Differences in plasma trimethylamine N-oxide and other trimethylamine containing compounds following a 4-week exposure to different diets. (A) Box–whisker plots of trimethylamine N-oxide, choline, betaine, carnitine, γ-butyrobetaine, and crotonobetaine levels after 4 week consumption of the red meat, white meat, or non-meat diets. (B) Changes in plasma trimethylamine N-oxide in subjects at completion of the 4-week red meat investigational diet period, upon switching to either the 4-week non-meat or white meat investigational diets. (C) After completion of the 2-week run-in baseline diet, subjects with the top (red) and bottom (blue) 10 percentile levels of trimethylamine N-oxide were identified, and their trimethylamine N-oxide levels plotted following completion of the indicated 4-week interventional dietary period. Except where indicated, all metabolite levels were from blood drawn on Visit B.

Figure 3

Differences in urine trimethylamine N-oxide and other trimethylamine containing compounds following a 4-week exposure to different diets.

Figure 4

Impact of high-saturated fat on plasma trimethylamine N-oxide and other trimethylamine-related metabolites. Comparison of plasma levels of the indicated metabolites in subjects on the low-saturated fat vs. high-saturated fat diet arms, stratified by dietary protein source (A-F). Values reported for base-line diet are those for participants later randomized to low vs. high saturated fat in their first intervention (protein source) diet. P-values were calculated by unpaired t-test.

Figure 5

Impact of diet on fractional renal excretion of trimethylamine N-oxide and both choline and carnitine related metabolites (N = 113 subjects) based on paired plasma and urine levels of concurrently measured creatinine (A–F). Fractional renal excretion was also calculated by replacing plasma and urine creatinine concentrations with paired plasma and urine concentrations of alternative metabolites (concurrently measured in the same samples) whose concentrations are highly correlated with measures of renal function (C-mannosyl-tryptophan, pseudouridine, or symmetric dimethylarginine) (G–I). Fractional renal excretion of the indicated metabolites were determined following 4-weeks of the indicated diet.
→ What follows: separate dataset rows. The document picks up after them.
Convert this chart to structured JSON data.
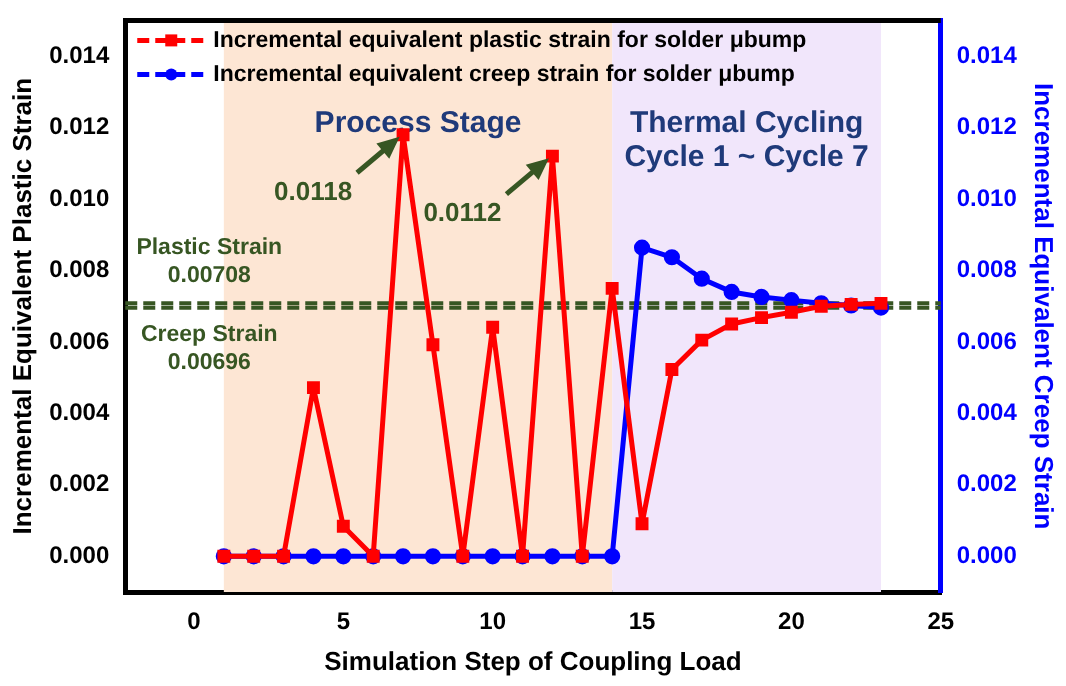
{
  "chart_data": {
    "type": "line",
    "xlabel": "Simulation Step of Coupling Load",
    "ylabel": "Incremental Equivalent Plastic Strain",
    "y2label": "Incremental Equivalent Creep Strain",
    "x": [
      1,
      2,
      3,
      4,
      5,
      6,
      7,
      8,
      9,
      10,
      11,
      12,
      13,
      14,
      15,
      16,
      17,
      18,
      19,
      20,
      21,
      22,
      23
    ],
    "series": [
      {
        "name": "Incremental equivalent plastic strain for solder μbump",
        "color": "#ff0000",
        "marker": "square",
        "line_style": "solid",
        "values": [
          0,
          0,
          0,
          0.00472,
          0.00084,
          0,
          0.0118,
          0.00592,
          0,
          0.00641,
          0,
          0.0112,
          0,
          0.0075,
          0.00091,
          0.00523,
          0.00605,
          0.0065,
          0.00668,
          0.00683,
          0.007,
          0.00705,
          0.00708
        ]
      },
      {
        "name": "Incremental equivalent creep strain for solder μbump",
        "color": "#0000ff",
        "marker": "circle",
        "line_style": "solid",
        "axis": "y2",
        "values": [
          0,
          0,
          0,
          0,
          0,
          0,
          0,
          0,
          0,
          0,
          0,
          0,
          0,
          0,
          0.00864,
          0.00837,
          0.00777,
          0.0074,
          0.00726,
          0.00717,
          0.00708,
          0.00702,
          0.00696
        ]
      }
    ],
    "xlim": [
      -2.3,
      25
    ],
    "xticks": [
      0,
      5,
      10,
      15,
      20,
      25
    ],
    "ylim": [
      -0.001,
      0.015
    ],
    "yticks": [
      {
        "value": 0,
        "label": "0.000"
      },
      0.002,
      0.004,
      0.006,
      0.008,
      {
        "value": 0.01,
        "label": "0.010"
      },
      0.012,
      0.014
    ],
    "y2lim": [
      -0.001,
      0.015
    ],
    "y2ticks": [
      {
        "value": 0,
        "label": "0.000"
      },
      0.002,
      0.004,
      0.006,
      0.008,
      {
        "value": 0.01,
        "label": "0.010"
      },
      0.012,
      0.014
    ],
    "ref_lines": [
      {
        "axis": "y",
        "value": 0.00708,
        "label": "Plastic Strain\n0.00708",
        "color": "#375623",
        "line_style": "dashed"
      },
      {
        "axis": "y",
        "value": 0.00696,
        "label": "Creep Strain\n0.00696",
        "color": "#375623",
        "line_style": "dashed"
      }
    ],
    "bands": [
      {
        "axis": "x",
        "from": 1,
        "to": 14,
        "label": "Process Stage",
        "color": "#fde6d4"
      },
      {
        "axis": "x",
        "from": 14,
        "to": 23,
        "label": "Thermal Cycling\nCycle 1 ~ Cycle 7",
        "color": "#f1e6fb"
      }
    ],
    "annotations": [
      {
        "text": "0.0118",
        "x": 7,
        "y": 0.0118
      },
      {
        "text": "0.0112",
        "x": 12,
        "y": 0.0112
      }
    ],
    "legend": "top left",
    "grid": false
  }
}
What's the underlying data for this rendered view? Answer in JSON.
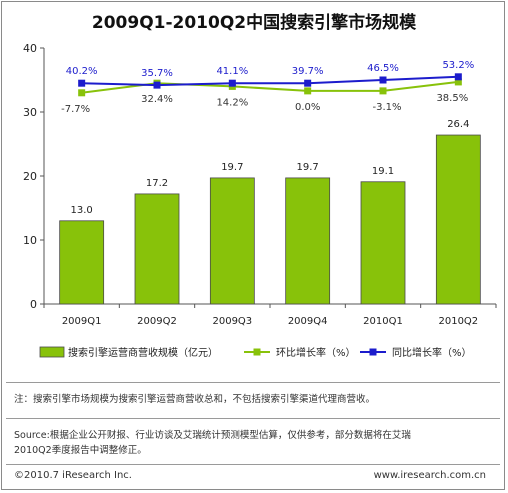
{
  "chart_data": {
    "type": "bar",
    "title": "2009Q1-2010Q2中国搜索引擎市场规模",
    "categories": [
      "2009Q1",
      "2009Q2",
      "2009Q3",
      "2009Q4",
      "2010Q1",
      "2010Q2"
    ],
    "bar_series": {
      "name": "搜索引擎运营商营收规模（亿元）",
      "values": [
        13.0,
        17.2,
        19.7,
        19.7,
        19.1,
        26.4
      ],
      "labels": [
        "13.0",
        "17.2",
        "19.7",
        "19.7",
        "19.1",
        "26.4"
      ],
      "color": "#88c20a"
    },
    "line_series": [
      {
        "name": "环比增长率（%）",
        "values": [
          -7.7,
          32.4,
          14.2,
          0.0,
          -3.1,
          38.5
        ],
        "labels": [
          "-7.7%",
          "32.4%",
          "14.2%",
          "0.0%",
          "-3.1%",
          "38.5%"
        ],
        "plot_y": [
          33.0,
          34.5,
          34.0,
          33.3,
          33.3,
          34.7
        ],
        "color": "#88c20a",
        "marker": "square"
      },
      {
        "name": "同比增长率（%）",
        "values": [
          40.2,
          35.7,
          41.1,
          39.7,
          46.5,
          53.2
        ],
        "labels": [
          "40.2%",
          "35.7%",
          "41.1%",
          "39.7%",
          "46.5%",
          "53.2%"
        ],
        "plot_y": [
          34.5,
          34.2,
          34.5,
          34.5,
          35.0,
          35.5
        ],
        "color": "#1c1ccc",
        "marker": "square"
      }
    ],
    "yticks": [
      "0",
      "10",
      "20",
      "30",
      "40"
    ],
    "ylim": [
      0,
      40
    ],
    "xlabel": "",
    "ylabel": "",
    "grid": false,
    "legend": "bottom"
  },
  "note": "注：搜索引擎市场规模为搜索引擎运营商营收总和，不包括搜索引擎渠道代理商营收。",
  "source_line1": "Source:根据企业公开财报、行业访谈及艾瑞统计预测模型估算，仅供参考，部分数据将在艾瑞",
  "source_line2": "2010Q2季度报告中调整修正。",
  "footer_left": "©2010.7 iResearch Inc.",
  "footer_right": "www.iresearch.com.cn"
}
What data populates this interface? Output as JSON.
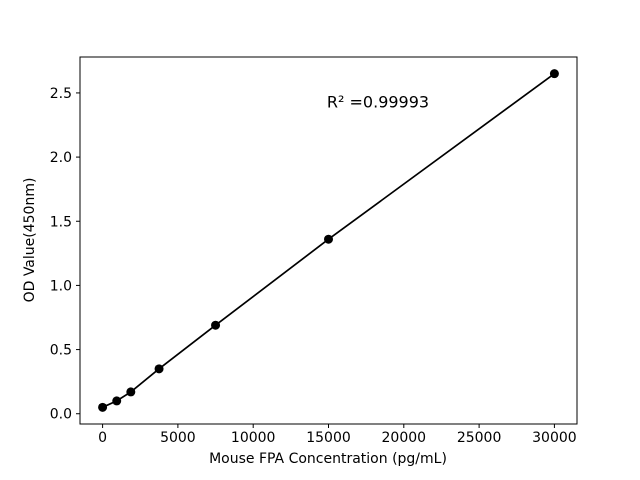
{
  "figure": {
    "background_color": "#ffffff",
    "foreground_color": "#000000"
  },
  "chart_data": {
    "type": "scatter",
    "title": "",
    "xlabel": "Mouse FPA Concentration (pg/mL)",
    "ylabel": "OD Value(450nm)",
    "x": [
      0,
      938,
      1875,
      3750,
      7500,
      15000,
      30000
    ],
    "y": [
      0.05,
      0.1,
      0.17,
      0.35,
      0.69,
      1.36,
      2.65
    ],
    "line_through_points": true,
    "x_ticks": [
      0,
      5000,
      10000,
      15000,
      20000,
      25000,
      30000
    ],
    "x_tick_labels": [
      "0",
      "5000",
      "10000",
      "15000",
      "20000",
      "25000",
      "30000"
    ],
    "y_ticks": [
      0.0,
      0.5,
      1.0,
      1.5,
      2.0,
      2.5
    ],
    "y_tick_labels": [
      "0.0",
      "0.5",
      "1.0",
      "1.5",
      "2.0",
      "2.5"
    ],
    "xlim": [
      -1500,
      31500
    ],
    "ylim": [
      -0.08,
      2.78
    ],
    "grid": false,
    "legend": null,
    "marker_color": "#000000",
    "line_color": "#000000",
    "annotation": {
      "text": "R² =0.99993"
    }
  }
}
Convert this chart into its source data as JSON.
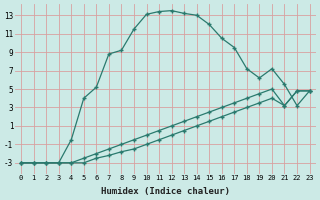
{
  "xlabel": "Humidex (Indice chaleur)",
  "bg_color": "#cceae6",
  "grid_color": "#d8a0a0",
  "line_color": "#2a7a6e",
  "xlim": [
    -0.5,
    23.5
  ],
  "ylim": [
    -4.2,
    14.2
  ],
  "yticks": [
    -3,
    -1,
    1,
    3,
    5,
    7,
    9,
    11,
    13
  ],
  "xticks": [
    0,
    1,
    2,
    3,
    4,
    5,
    6,
    7,
    8,
    9,
    10,
    11,
    12,
    13,
    14,
    15,
    16,
    17,
    18,
    19,
    20,
    21,
    22,
    23
  ],
  "curve1_x": [
    0,
    1,
    2,
    3,
    4,
    5,
    6,
    7,
    8,
    9,
    10,
    11,
    12,
    13,
    14,
    15,
    16,
    17,
    18,
    19,
    20,
    21,
    22,
    23
  ],
  "curve1_y": [
    -3,
    -3,
    -3,
    -3,
    -0.5,
    4.0,
    5.2,
    8.8,
    9.2,
    11.5,
    13.1,
    13.4,
    13.5,
    13.2,
    13.0,
    12.0,
    10.5,
    9.5,
    7.2,
    6.2,
    7.2,
    5.5,
    3.2,
    4.8
  ],
  "curve2_x": [
    0,
    1,
    2,
    3,
    4,
    5,
    6,
    7,
    8,
    9,
    10,
    11,
    12,
    13,
    14,
    15,
    16,
    17,
    18,
    19,
    20,
    21,
    22,
    23
  ],
  "curve2_y": [
    -3,
    -3,
    -3,
    -3,
    -3,
    -2.5,
    -2.0,
    -1.5,
    -1.0,
    -0.5,
    0.0,
    0.5,
    1.0,
    1.5,
    2.0,
    2.5,
    3.0,
    3.5,
    4.0,
    4.5,
    5.0,
    3.2,
    4.8,
    4.8
  ],
  "curve3_x": [
    0,
    1,
    2,
    3,
    4,
    5,
    6,
    7,
    8,
    9,
    10,
    11,
    12,
    13,
    14,
    15,
    16,
    17,
    18,
    19,
    20,
    21,
    22,
    23
  ],
  "curve3_y": [
    -3,
    -3,
    -3,
    -3,
    -3,
    -3,
    -2.5,
    -2.2,
    -1.8,
    -1.5,
    -1.0,
    -0.5,
    0.0,
    0.5,
    1.0,
    1.5,
    2.0,
    2.5,
    3.0,
    3.5,
    4.0,
    3.2,
    4.8,
    4.8
  ]
}
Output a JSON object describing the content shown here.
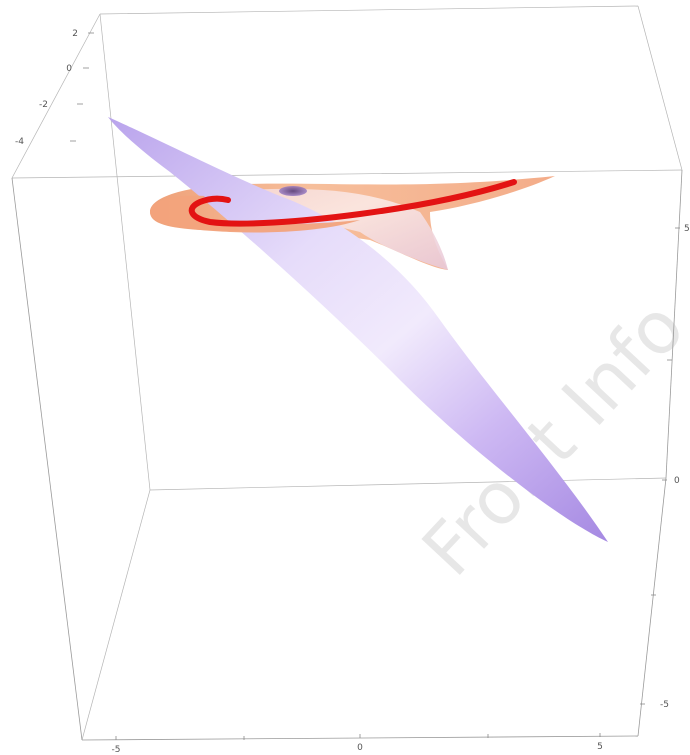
{
  "figure": {
    "watermark": "Front Info",
    "axes": {
      "top_left_vertical": {
        "tick_labels": [
          "2",
          "0",
          "-2",
          "-4"
        ]
      },
      "right_vertical": {
        "tick_labels": [
          "5",
          "0",
          "-5"
        ]
      },
      "bottom_horizontal": {
        "tick_labels": [
          "-5",
          "0",
          "5"
        ]
      }
    },
    "surfaces": [
      {
        "role": "lavender-sheet",
        "color": "#c9b6f2"
      },
      {
        "role": "peach-sheet",
        "color": "#f5b08a"
      }
    ],
    "curve": {
      "color": "#e01010"
    },
    "colors": {
      "box_lines": "#9a9a9a",
      "background": "#ffffff"
    }
  }
}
SDMA, symmetric dimethylarginine.

Figure 6

Urine analyses (24 h) following ingestion of d6-choline isotope tracer. During the last week of each interventional dietary period (red meat, white meat, or non-meat), subjects (N=13) underwent an oral d6-choline challenge and 24 h urine output of the indicated d6-labelled metabolites (A-D) was collected and analyzed as described (Methods section).

Figure 7

Urine analyses (24 h) following ingestion of d3-carnitine isotope tracer. During the last week of each interventional dietary period (red meat, white meat, or non-meat), subjects (N=13) underwent an oral d3-carnitine challenge and 24 h urine output of the indicated d3-labelled metabolites (A-E) was collected and analyzed as described (Methods section).

Take home figure

Summary scheme: effect of a red meat containing diet on the metaorganismal trimethylamine N-oxide pathway.